HOLGER BOEHM/SHUTTERSTOCK

The recipients of two of Berlin’s most prestigious awards for artists have been announced: the Hannah Höch Award has been given to painter Monika Baer, and the Hannah Höch Förderpreis has been awarded to artist Natascha Sadr Haghighian.

Haghighian, who represented Germany at this year’s Venice Biennale, will take home €38,000 (about $42,000), with the funds divided two ways. About €10,000 (about $11,000) is a cash purse that will go to the artist, and the remaining funds will go toward an exhibition and a publication.

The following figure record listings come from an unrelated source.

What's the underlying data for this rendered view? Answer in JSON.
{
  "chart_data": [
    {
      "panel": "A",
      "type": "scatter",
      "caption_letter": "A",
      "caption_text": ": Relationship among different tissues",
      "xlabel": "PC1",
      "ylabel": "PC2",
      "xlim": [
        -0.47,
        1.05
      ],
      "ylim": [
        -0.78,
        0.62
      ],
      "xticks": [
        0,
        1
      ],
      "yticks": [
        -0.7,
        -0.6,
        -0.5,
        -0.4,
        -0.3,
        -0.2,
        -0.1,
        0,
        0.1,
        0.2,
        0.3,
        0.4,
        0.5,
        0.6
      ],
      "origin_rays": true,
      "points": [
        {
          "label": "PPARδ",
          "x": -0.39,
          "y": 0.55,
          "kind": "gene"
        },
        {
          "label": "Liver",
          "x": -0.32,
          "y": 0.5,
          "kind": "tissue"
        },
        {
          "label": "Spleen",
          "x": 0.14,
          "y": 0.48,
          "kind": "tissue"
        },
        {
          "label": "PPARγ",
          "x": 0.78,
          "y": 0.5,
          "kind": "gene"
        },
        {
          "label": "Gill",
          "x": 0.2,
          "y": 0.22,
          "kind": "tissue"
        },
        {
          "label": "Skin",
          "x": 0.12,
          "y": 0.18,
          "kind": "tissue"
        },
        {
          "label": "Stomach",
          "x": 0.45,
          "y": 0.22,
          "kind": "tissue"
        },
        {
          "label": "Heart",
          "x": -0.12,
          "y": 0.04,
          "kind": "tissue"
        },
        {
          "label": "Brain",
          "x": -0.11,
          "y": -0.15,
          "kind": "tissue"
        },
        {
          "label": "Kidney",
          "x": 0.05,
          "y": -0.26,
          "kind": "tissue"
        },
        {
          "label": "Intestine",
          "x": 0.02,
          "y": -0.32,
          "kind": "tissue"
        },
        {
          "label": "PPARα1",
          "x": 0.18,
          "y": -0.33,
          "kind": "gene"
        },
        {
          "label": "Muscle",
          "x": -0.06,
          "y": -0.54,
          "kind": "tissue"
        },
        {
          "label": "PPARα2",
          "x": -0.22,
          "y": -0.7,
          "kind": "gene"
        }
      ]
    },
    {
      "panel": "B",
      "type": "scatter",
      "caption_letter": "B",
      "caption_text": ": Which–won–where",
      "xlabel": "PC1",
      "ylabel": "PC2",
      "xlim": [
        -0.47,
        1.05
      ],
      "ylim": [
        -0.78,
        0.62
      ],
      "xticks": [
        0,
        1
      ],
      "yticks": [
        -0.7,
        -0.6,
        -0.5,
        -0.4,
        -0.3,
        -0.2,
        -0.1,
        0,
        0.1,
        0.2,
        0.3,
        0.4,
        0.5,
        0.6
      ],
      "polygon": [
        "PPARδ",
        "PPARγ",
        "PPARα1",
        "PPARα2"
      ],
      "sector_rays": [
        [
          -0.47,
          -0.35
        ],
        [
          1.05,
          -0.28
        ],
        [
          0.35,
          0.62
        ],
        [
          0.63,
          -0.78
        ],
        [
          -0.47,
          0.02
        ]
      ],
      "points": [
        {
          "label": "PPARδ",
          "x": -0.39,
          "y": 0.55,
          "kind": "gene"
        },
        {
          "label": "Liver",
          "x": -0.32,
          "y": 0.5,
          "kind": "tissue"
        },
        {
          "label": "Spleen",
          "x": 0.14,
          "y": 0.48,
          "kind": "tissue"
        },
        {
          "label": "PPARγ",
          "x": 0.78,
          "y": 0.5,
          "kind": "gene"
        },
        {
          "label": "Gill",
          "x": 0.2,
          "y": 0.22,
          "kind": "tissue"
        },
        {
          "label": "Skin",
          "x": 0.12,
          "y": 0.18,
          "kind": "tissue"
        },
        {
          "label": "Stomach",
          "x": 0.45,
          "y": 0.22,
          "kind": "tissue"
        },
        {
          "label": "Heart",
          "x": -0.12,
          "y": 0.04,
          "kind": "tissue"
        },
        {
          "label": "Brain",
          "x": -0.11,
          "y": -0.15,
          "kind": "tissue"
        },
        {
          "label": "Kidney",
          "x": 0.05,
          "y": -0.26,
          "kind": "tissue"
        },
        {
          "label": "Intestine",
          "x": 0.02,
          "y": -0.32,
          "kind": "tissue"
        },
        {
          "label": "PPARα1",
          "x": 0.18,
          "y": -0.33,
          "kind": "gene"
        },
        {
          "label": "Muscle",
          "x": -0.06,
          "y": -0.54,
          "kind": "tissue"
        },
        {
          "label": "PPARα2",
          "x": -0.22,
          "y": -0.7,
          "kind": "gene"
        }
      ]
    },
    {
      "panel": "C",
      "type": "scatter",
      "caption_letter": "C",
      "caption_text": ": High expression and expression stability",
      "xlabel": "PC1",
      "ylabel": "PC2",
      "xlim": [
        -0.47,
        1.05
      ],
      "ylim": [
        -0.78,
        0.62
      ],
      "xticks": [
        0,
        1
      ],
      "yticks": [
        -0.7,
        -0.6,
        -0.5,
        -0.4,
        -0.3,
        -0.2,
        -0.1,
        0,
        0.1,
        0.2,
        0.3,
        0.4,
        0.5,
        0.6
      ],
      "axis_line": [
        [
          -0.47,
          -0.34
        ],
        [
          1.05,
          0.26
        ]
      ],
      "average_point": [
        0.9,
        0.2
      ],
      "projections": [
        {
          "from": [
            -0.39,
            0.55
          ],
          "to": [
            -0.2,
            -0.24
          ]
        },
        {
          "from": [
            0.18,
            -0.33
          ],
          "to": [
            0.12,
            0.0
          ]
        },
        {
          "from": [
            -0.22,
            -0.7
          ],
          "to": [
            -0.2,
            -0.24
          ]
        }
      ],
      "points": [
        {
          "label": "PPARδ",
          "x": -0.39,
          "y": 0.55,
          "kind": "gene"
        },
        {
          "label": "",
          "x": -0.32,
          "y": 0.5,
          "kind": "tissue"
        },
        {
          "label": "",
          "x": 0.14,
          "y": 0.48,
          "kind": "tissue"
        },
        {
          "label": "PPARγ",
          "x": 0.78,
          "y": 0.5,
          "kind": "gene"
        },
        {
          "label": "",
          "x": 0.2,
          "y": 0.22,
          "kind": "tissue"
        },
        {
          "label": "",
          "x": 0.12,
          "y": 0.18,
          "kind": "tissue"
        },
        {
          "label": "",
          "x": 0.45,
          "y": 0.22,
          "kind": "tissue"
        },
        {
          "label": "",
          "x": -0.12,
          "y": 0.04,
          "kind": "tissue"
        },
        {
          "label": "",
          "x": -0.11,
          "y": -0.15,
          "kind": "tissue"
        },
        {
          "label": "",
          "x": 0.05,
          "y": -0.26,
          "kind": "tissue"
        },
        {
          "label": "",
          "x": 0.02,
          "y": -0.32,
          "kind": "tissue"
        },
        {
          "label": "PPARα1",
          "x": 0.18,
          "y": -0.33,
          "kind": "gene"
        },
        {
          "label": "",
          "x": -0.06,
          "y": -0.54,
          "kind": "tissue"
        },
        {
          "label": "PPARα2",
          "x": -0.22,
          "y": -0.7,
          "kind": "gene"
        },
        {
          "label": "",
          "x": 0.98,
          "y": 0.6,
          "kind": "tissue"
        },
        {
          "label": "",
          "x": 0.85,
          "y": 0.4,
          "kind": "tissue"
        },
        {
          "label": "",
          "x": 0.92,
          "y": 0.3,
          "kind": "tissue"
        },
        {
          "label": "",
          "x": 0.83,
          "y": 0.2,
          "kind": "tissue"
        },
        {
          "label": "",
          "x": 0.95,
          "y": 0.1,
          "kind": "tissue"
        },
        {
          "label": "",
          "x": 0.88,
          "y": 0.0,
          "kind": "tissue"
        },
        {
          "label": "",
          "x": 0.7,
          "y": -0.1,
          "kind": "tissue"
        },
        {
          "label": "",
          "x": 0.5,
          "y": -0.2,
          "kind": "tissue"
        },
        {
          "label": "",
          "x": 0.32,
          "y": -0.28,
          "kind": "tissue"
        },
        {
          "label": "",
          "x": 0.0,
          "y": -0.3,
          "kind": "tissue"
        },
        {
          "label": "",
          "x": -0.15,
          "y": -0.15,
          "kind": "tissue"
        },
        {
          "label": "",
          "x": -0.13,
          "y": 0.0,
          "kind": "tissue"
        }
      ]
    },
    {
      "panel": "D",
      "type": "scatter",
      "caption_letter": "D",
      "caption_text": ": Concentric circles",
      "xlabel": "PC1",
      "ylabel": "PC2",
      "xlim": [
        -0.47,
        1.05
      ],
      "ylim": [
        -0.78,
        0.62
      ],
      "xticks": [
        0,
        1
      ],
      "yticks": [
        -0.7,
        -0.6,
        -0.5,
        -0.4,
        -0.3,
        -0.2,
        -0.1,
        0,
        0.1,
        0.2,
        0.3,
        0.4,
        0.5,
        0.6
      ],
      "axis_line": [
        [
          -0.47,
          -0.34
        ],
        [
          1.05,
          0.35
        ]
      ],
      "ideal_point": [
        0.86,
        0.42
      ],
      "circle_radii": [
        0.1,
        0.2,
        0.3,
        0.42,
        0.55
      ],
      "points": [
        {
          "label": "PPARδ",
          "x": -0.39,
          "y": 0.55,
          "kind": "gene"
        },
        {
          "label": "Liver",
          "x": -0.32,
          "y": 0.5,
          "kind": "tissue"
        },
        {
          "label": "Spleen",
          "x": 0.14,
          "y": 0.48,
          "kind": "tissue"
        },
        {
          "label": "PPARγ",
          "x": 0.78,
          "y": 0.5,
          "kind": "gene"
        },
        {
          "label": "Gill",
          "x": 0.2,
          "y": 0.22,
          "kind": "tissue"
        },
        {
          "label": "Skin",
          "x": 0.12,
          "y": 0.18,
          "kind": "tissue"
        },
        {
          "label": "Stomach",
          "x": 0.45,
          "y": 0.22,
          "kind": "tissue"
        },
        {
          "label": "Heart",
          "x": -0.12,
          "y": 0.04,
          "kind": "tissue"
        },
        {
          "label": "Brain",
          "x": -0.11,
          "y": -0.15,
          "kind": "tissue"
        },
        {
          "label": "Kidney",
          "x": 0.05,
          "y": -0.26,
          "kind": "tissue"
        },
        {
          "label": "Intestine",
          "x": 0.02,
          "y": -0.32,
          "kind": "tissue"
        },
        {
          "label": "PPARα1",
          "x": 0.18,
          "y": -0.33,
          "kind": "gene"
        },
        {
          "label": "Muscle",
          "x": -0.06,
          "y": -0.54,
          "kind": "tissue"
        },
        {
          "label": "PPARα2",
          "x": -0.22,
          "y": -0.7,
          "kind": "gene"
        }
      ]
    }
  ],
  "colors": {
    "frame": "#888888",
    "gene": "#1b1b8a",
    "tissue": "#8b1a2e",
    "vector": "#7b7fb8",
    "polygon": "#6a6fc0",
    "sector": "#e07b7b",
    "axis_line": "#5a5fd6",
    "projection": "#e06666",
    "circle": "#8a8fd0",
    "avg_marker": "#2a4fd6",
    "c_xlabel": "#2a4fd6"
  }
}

At the Biennale, Haghighian created an installation titled Tribute to Whistle, taking the form of a makeshift immigration detention center with boulders scattered on the floor. In the installation, she did a performance in a suit with a mask shaped like a rock that obscured her face.

The artist, who has been known to change her name repeatedly, often altering her date of birth and nationality depending on the occasion, was selected by an independent jury comprized of artist Selda Asal, the Neuer Berliner Kunstverein’s director Kathrin Becker, and curator Britta Schmitz.

Through the Hannah Höch Award, which is named after the famed Dadaist, Baer will receive a €25,000 (about $28,000). The award is given every two years to an artist based in Berlin. The Senate Department for Culture and Europe in Berlin said in a statement that it had chosen Baer because of her “use of a variety of painterly techniques and approaches, from monochrome to realism and the concrete breaking up of canvas.” A solo exhibition supported by the prize will open in June of 2020 at the Neuer Berliner Kunstverein in Berlin.